Certo è che questo governo giallorosso non è fortunato. Prima una finanziaria ostica, ma lo si sapeva, poi la grana mastodontica dell’ex Ilva, ora il maltempo e la fragile Venezia che finisce sott’acqua.
Certo, ci hanno messo pure del loro con una legge di bilancio pasticciata e apparecchiata, anche e soprattutto sul piano della comunicazione politica, ancora peggio.
Quel che è più grave e preoccupante, però, sono i continui litigi, le fughe in avanti ora di uno, ora di un altro, la confusione che traspare in tutto e su tutto.
In breve, questo governo, a meno di miracoli, sembra giunto al capolinea nel giro di pochi mesi.
A dirlo, pur con la dovuta precauzione, sono i sondaggi: la Lega di Salvini vola, ma nel complesso è il centrodestra a superare addirittura la maggioranza assoluta delle intenzioni di voto degli italiani.
Vero è che i sondaggi vanno presi con le pinze, ma sta di fatto che Fratelli d’Italia, da partito marginale, sfiora ormai il 10% dei consensi potenziali. Addirittura Forza Italia, che sembrava in caduta libera, si sta riprendendo.
Tutto questo, piaccia o meno, qualcosa vorrà pur dire. Per non parlare poi del disastro elettorale umbro di Pd e Cinque Stelle, e le previsioni assai fosche per le prossime elezioni regionali in Emilia Romagna, da sempre roccaforte della sinistra, che ora rischia di essere conquistata da una pulzella leghista.
Stando così le cose, è troppo facile dire che questo governo giallorosso avrà vita assai breve. Per una questione almeno di rispetto per loro stessi, dovranno cercare di portare a casa l’approvazione della legge di bilancio, per quanto arruffata possa alla fine venir fuori, e mettere i remi in barca all’indomani del voto in Emilia-Romagna, a maggior ragione se sarà favorevole al centrodestra.
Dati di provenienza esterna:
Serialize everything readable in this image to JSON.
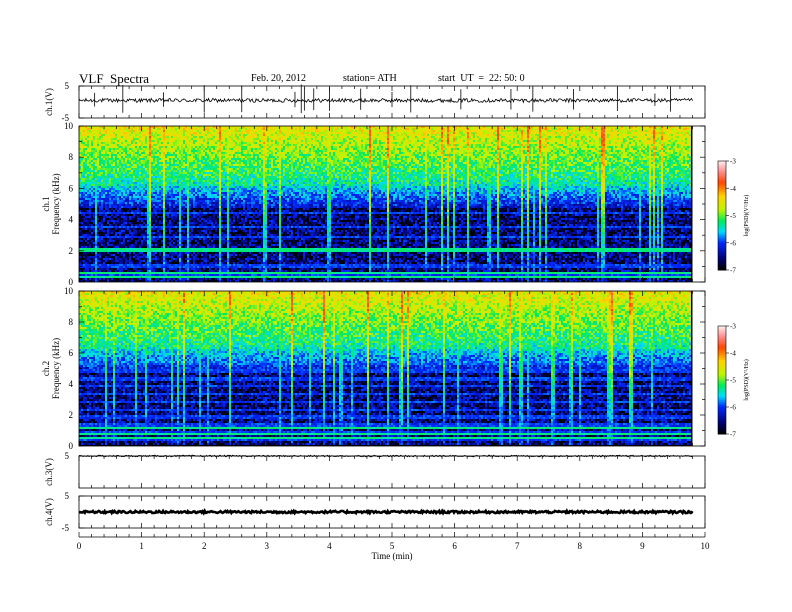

Per il Pd soprattutto, che sembra sempre più stretto nella morsa dei pentastellati da un lato e da Renzi dall’altra, prima si va al voto, meglio sarà. Tenere ancora in vita questo governo per molti altri mesi è un’ottusa forma di accanimento terapeutico, suggerita dalla paura ma che schianterà le forze che lo sostengono.
Certo, vincerà Salvini e il centrodestra, ma questo sembra inevitabile. E non sarà neanche la fine del mondo. Non si tratta di rassegnarsi, ma è meglio per la sinistra accettare la realtà, mettere un punto a capo e non svenarsi ogni giorno in un governo che poggia sulle sabbie mobili.
E poi, una volta al governo, potremo valutare per davvero la distanza che c’è tra il buon governo e la propaganda di Salvini, senza per questo agitare lo spauracchio del fascismo che è storicamente, come è stato magistralmente spiegato ieri sul Corriere della Sera Ernesto Galli della Loggia, cosa assai diversa dal sovranismo o, se preferite, da questo nuovo nazionalismo, assai diverso rispetto a quello del Novecento. D’altro canto, l’equazione politica di questi tempi è che più da sinistra si dipinge la destra come un rischio democratico, più la si ingrassa elettoralmente.
Il vero problema non sono Salvini e la destra. La vera questione, quella più immediata e rilevante, è che il nostro Paese è diviso, spaccato, ed avrebbe bisogno di riforme radicali, possibili solo con una ricomposizione di valori che veda protagonisti, pur con le sfumature delle culture delle diverse famiglie politiche, sia maggioranza e opposizione sia il popolo sovrano.
Insomma, ci vorrebbe quello spirito costituente che animò le forze politiche dopo il disastro della seconda guerra mondiale e che aveva il fondamento in un sentimento popolare unitario nella volontà di costruire un’Italia migliore.
Tutto questo non si vede all’orizzonte. E ciò non riguarda solo le forze politiche. La verità è che prima noi, popolo sovrano, siamo confusi, malmostosi, incolleriti, l’un contro l’altro armato. Molto probabilmente non abbiamo ancora raschiato il fondo del barile. Dobbiamo allora accontentarci di andare al voto, il prima possibile, e sperare che quelli che verranno si rivelino migliori di chi li ha preceduti e soprattutto di come ora vengono valutati.
Come dire, sforziamoci, per quanto possibile, di pensare positivo.
In fondo, pur nella consapevolezza di illudersi, sperare è sempre preferibile che disperare.